Under the new aid proposal, Maas said, communities affected by the genocide will have a say in how the assistance is distributed. But Herero and Nama leaders accuse the negotiators of sidelining them and they fear the funds will end up in the depleted national coffers.

“What Germany is offering is not sufficient,” Vekuii Rukoro, the Paramount Chief of the Herero people, said by phone. “They have no right to sit there and talk about us without us and come out with a sell-out deal that says nothing. Genocide that allows Germany as a matter of its own discretion to agree to provide money to pay for bilateral projects -- that is not what we have in mind.”

The aid should go directly to the ancestors of the genocide victims, according to Uahamise Kaapehi, a municipal councilor who chairs the Herero/Nama Genocide Committee in Swakopmund.

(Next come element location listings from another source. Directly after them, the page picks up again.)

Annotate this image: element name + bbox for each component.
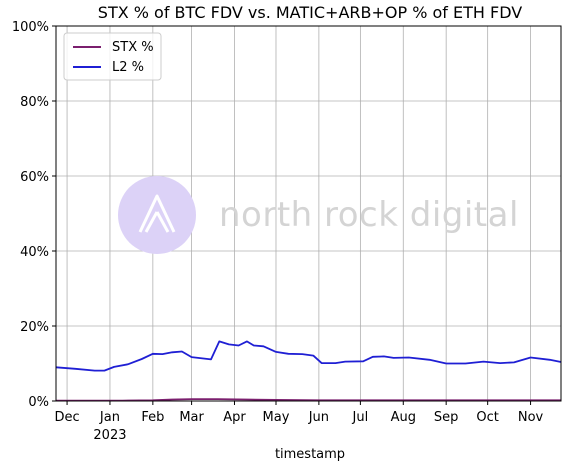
- y-tick-label: 60%: [20, 170, 49, 185]
- x-axis: Dec Jan 2023 Feb Mar Apr May Jun Jul Aug Sep Oct Nov: [54, 401, 544, 443]
- x-tick-label: Sep: [434, 410, 459, 425]
- x-tick-sublabel: 2023: [93, 428, 126, 443]
- legend-label-l2: L2 %: [112, 60, 144, 75]
- legend-label-stx: STX %: [112, 40, 154, 55]
- x-tick-label: Aug: [391, 410, 416, 425]
- x-tick-label: Jun: [308, 410, 329, 425]
- x-tick-label: Jan: [99, 410, 120, 425]
- y-tick-label: 80%: [20, 95, 49, 110]
- x-tick-label: May: [263, 410, 290, 425]
- watermark: north rock digital: [118, 176, 519, 254]
- x-tick-label: Feb: [141, 410, 164, 425]
- legend: STX % L2 %: [63, 32, 162, 81]
- chart-title: STX % of BTC FDV vs. MATIC+ARB+OP % of E…: [98, 3, 522, 22]
- watermark-logo-mark: [138, 194, 176, 233]
- y-tick-label: 20%: [20, 320, 49, 335]
- x-tick-label: Mar: [179, 410, 204, 425]
- y-tick-label: 100%: [12, 20, 49, 35]
- series-line-stx: [56, 398, 561, 402]
- x-tick-label: Jul: [352, 410, 369, 425]
- y-tick-label: 40%: [20, 245, 49, 260]
- legend-box: [63, 32, 162, 81]
- plot-frame: [55, 25, 562, 402]
- x-axis-title: timestamp: [275, 447, 345, 462]
- y-axis: 0% 20% 40% 60% 80% 100%: [12, 20, 56, 410]
- x-tick-label: Oct: [476, 410, 498, 425]
- x-tick-label: Apr: [223, 410, 246, 425]
- y-tick-label: 0%: [28, 395, 49, 410]
- x-tick-label: Dec: [54, 410, 79, 425]
- x-tick-label: Nov: [518, 410, 544, 425]
- series-layer: [55, 340, 562, 402]
- series-line-l2: [55, 340, 562, 372]
- watermark-text: north rock digital: [219, 195, 519, 235]
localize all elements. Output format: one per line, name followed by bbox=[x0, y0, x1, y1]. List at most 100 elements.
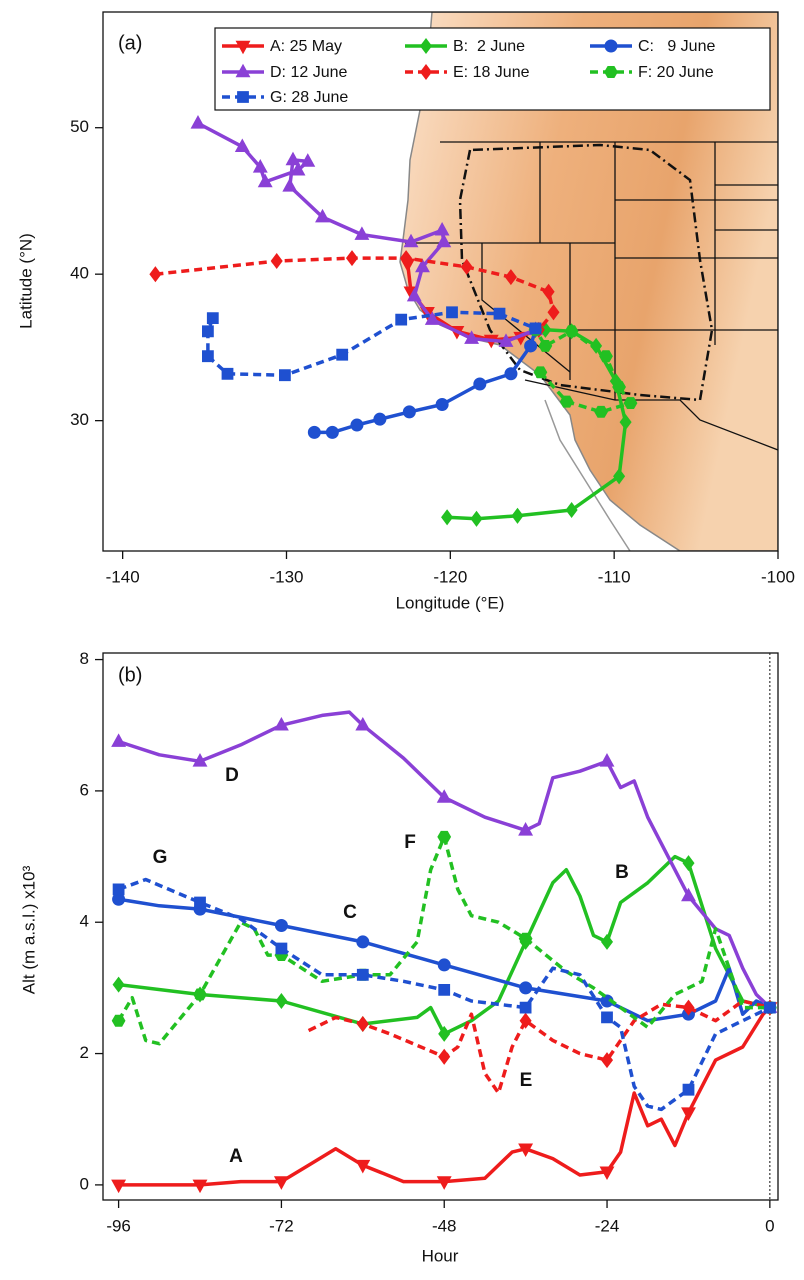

“We are not stupid that we cannot control our own money,” he said. “We want Germany to respect us. We want an apology from the Germans and for them to buy farms for the descendants.”

‘Crime of colonialism’

Herero and Nama leaders have already started legal action in the U.S. to win their demands. An appeal on a compensation case has been filed with the Supreme Court after District Court Judge Laura Taylor Swain ruled in New York in 2019 that a claim was inadmissible because she lacked jurisdiction. It will be brought before the United Nations if necessary, said Rukoro, a 66-year-old lawyer and former member of parliament.

“The most troubling aspect of the offer is how the affected communities appear to have been pushed aside,” said Casper Erichsen, the co-author of ‘The Kaiser’s Holocaust. Germany’s Forgotten Genocide and The Colonial Roots of Nazism’. “The guise of a development project is surely there to prevent precedent for legal responsibilities relating to the colonial space. The crime of colonialism which ravaged many parts of the world, especially the African continent, over centuries, will still go unpunished.”

Namibian presidency spokesperson Alfredo Hengari described the recognition as “a step in the right direction.”

“Although we will never find closure, because no one will find closure in a genocide, we are glad that the Germans are owning up,” he said.